TL;DR: Open-source native multimodal pretraining without catastrophic forgetting.

MMLU (language ability) across composable pretraining stages: Rosetta stays stable while MoE and MoT collapse

Figure 1. (Left) MMLU (language ability) across composable pretraining stages (LM → +MMU → +T2I). MoE and MoT suffer catastrophic routing collapse when integrating text-to-image tasks; Rosetta maintains a stable semantic anchor throughout all stages. (Right) Qualitative image generation results from Rosetta.

Abstract

We present Rosetta, a composable native multimodal pretraining framework for integrating understanding and generation without catastrophic forgetting. Unlike standard MoE and structurally partitioned MoT, which suffer severe gradient conflicts and representation overwriting when continuous generative objectives are added, Rosetta preserves foundational knowledge in global shared experts while expanding through plug-and-play modality experts.
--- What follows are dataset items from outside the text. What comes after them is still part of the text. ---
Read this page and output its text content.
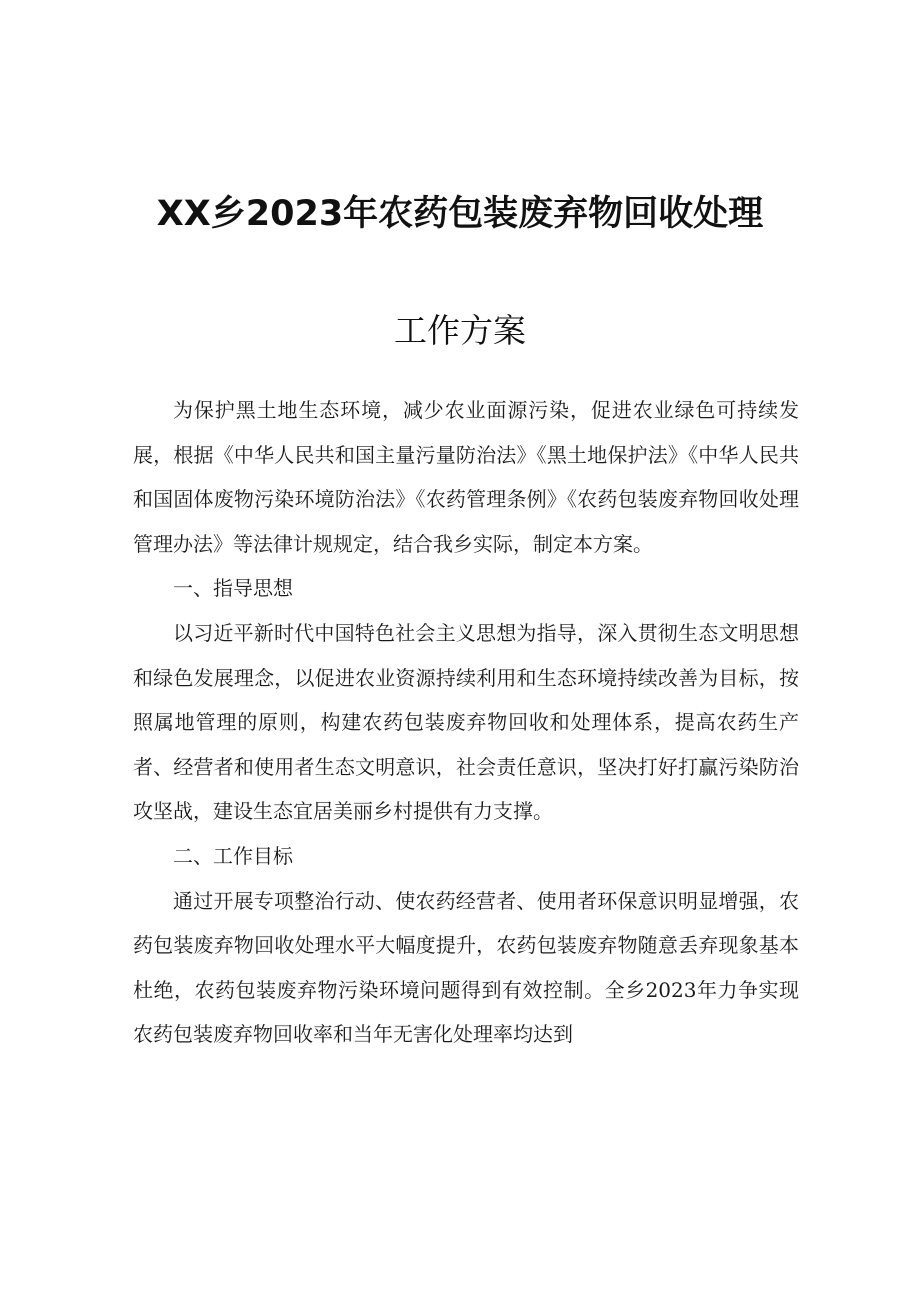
XX乡2023年农药包装废弃物回收处理
工作方案

为保护黑土地生态环境，减少农业面源污染，促进农业绿色可持续发展，根据《中华人民共和国主量污量防治法》《黑土地保护法》《中华人民共和国固体废物污染环境防治法》《农药管理条例》《农药包装废弃物回收处理管理办法》等法律计规规定，结合我乡实际，制定本方案。

一、指导思想

以习近平新时代中国特色社会主义思想为指导，深入贯彻生态文明思想和绿色发展理念，以促进农业资源持续利用和生态环境持续改善为目标，按照属地管理的原则，构建农药包装废弃物回收和处理体系，提高农药生产者、经营者和使用者生态文明意识，社会责任意识，坚决打好打赢污染防治攻坚战，建设生态宜居美丽乡村提供有力支撑。

二、工作目标

通过开展专项整治行动、使农药经营者、使用者环保意识明显增强，农药包装废弃物回收处理水平大幅度提升，农药包装废弃物随意丢弃现象基本杜绝，农药包装废弃物污染环境问题得到有效控制。全乡2023年力争实现农药包装废弃物回收率和当年无害化处理率均达到
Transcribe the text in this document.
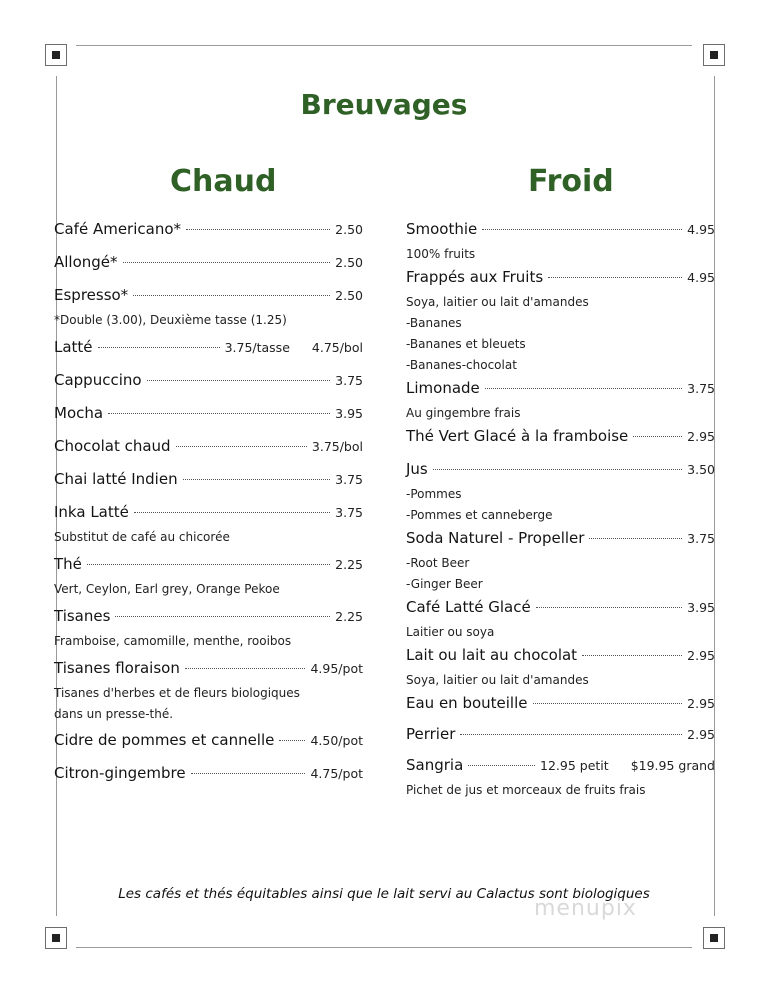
Breuvages
Chaud	Froid
Café Americano*	2.50
Allongé*	2.50
Espresso*	2.50
*Double (3.00), Deuxième tasse (1.25)
Latté	3.75/tasse 4.75/bol
Cappuccino	3.75
Mocha	3.95
Chocolat chaud	3.75/bol
Chai latté Indien	3.75
Inka Latté	3.75
Substitut de café au chicorée
Thé	2.25
Vert, Ceylon, Earl grey, Orange Pekoe
Tisanes	2.25
Framboise, camomille, menthe, rooibos
Tisanes floraison	4.95/pot
Tisanes d'herbes et de fleurs biologiques
dans un presse-thé.
Cidre de pommes et cannelle	4.50/pot
Citron-gingembre	4.75/pot
Smoothie	4.95
100% fruits
Frappés aux Fruits	4.95
Soya, laitier ou lait d'amandes
-Bananes
-Bananes et bleuets
-Bananes-chocolat
Limonade	3.75
Au gingembre frais
Thé Vert Glacé à la framboise	2.95
Jus	3.50
-Pommes
-Pommes et canneberge
Soda Naturel - Propeller	3.75
-Root Beer
-Ginger Beer
Café Latté Glacé	3.95
Laitier ou soya
Lait ou lait au chocolat	2.95
Soya, laitier ou lait d'amandes
Eau en bouteille	2.95
Perrier	2.95
Sangria	12.95 petit $19.95 grand
Pichet de jus et morceaux de fruits frais
Les cafés et thés équitables ainsi que le lait servi au Calactus sont biologiques
menupix
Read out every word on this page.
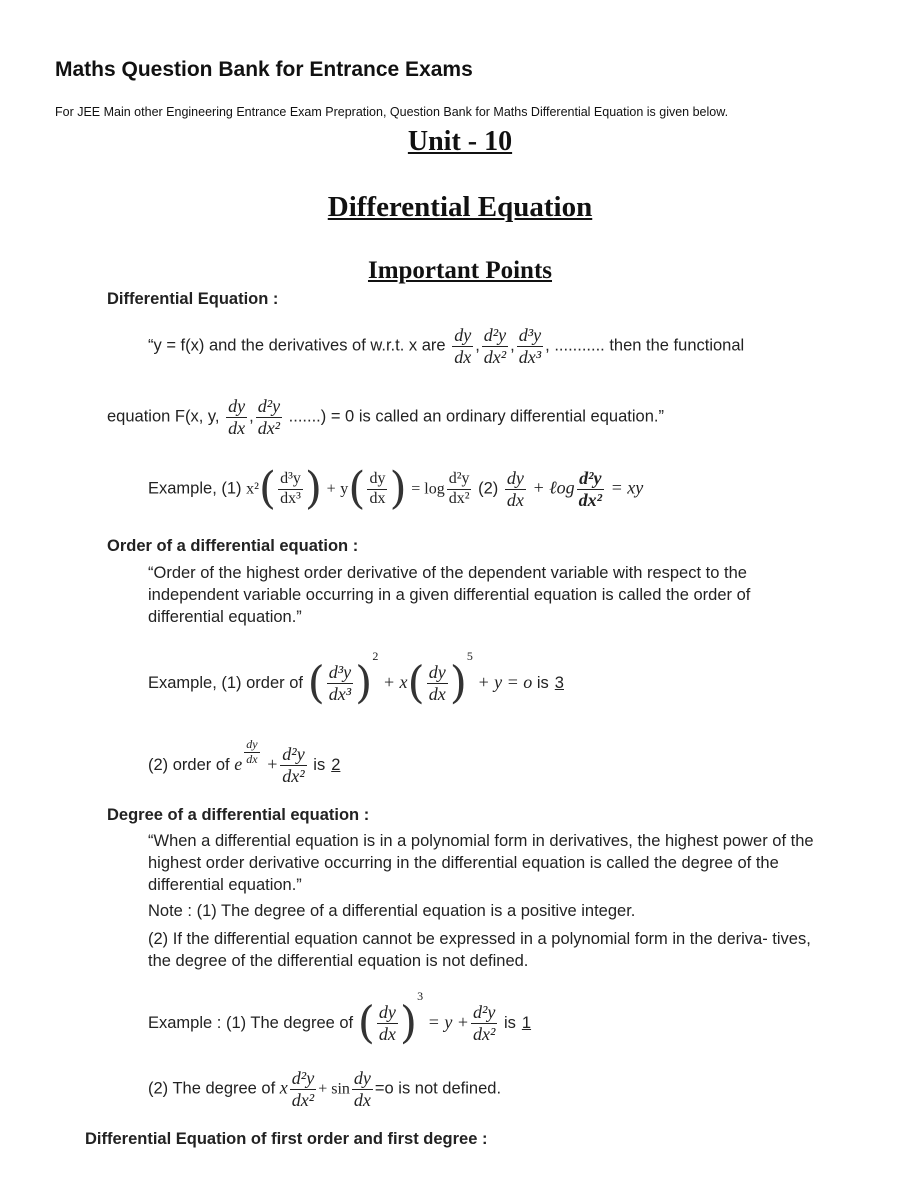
Maths Question Bank for Entrance Exams
For JEE Main other Engineering Entrance Exam Prepration, Question Bank for Maths Differential Equation is given below.
Unit - 10
Differential Equation
Important Points
Differential Equation :
“y = f(x) and the derivatives of w.r.t. x are $\frac{dy}{dx}$ , $\frac{\text{d²y}}{\text{dx²}}$ , $\frac{\text{d³y}}{\text{dx³}}$ , ........... then the functional
equation F(x, y, $\frac{dy}{dx}$ , $\frac{\text{d²y}}{\text{dx²}}$ .......) = 0 is called an ordinary differential equation.”
Example, (1) $x^2( \frac{\text{d³y}}{\text{dx³}}$ ) + $y( \frac{dy}{dx}$ ) = $\log \frac{\text{d²y}}{\text{dx²}} (2) \frac{dy}{dx}$ + ℓog $\frac{\text{d²y}}{\text{dx²}}$ = xy
Order of a differential equation :
“Order of the highest order derivative of the dependent variable with respect to the independent variable occurring in a given differential equation is called the order of differential equation.”
Example, (1) order of ( $\frac{\text{d³y}}{\text{dx³}} )^2 + x( \frac{dy}{dx} )^5 + y = o$ is 3
(2) order of e $\frac{dy}{dx} + \frac{\text{d²y}}{\text{dx²}}$ is 2
Degree of a differential equation :
“When a differential equation is in a polynomial form in derivatives, the highest power of the highest order derivative occurring in the differential equation is called the degree of the differential equation.”
Note : (1) The degree of a differential equation is a positive integer.
(2) If the differential equation cannot be expressed in a polynomial form in the deriva- tives, the degree of the differential equation is not defined.
Example : (1) The degree of ( $\frac{dy}{dx} )^3 = y + \frac{\text{d²y}}{\text{dx²}}$ is 1
(2) The degree of x $\frac{\text{d²y}}{\text{dx²}} + \sin \frac{dy}{dx} =o$ is not defined.
Differential Equation of first order and first degree :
To guarantee non-destructive composition with zero additional memory overhead, we propose Momentum-Anchored Orthogonal Projection (MAOP), which repurposes optimizer momentum as an implicit semantic anchor to selectively neutralize conflicting gradient components from new modalities. Under strict parameter parity with MoE and MoT baselines in the Transfusion framework, extensive experiments show that Rosetta maintains language and visual understanding ability while delivering superior image generation and cross-modal synergy.

Architecture

Rosetta FFN architecture with Unified Attention, Composable FFN, and MAOP

Figure 2. Rosetta FFN. Three mechanisms enable non-destructive modality expansion: (1) Unified Attention, globally shared QKV projections preserve dense cross-modal interactions. (2) Composable FFN, modality-specific plug-and-play experts (Text / ViT / VAE) are bridged by a single Global Shared Expert that anchors foundational knowledge. (3) Conflict-Free Optimization (MAOP), surgically neutralizes destructive gradients with zero memory overhead.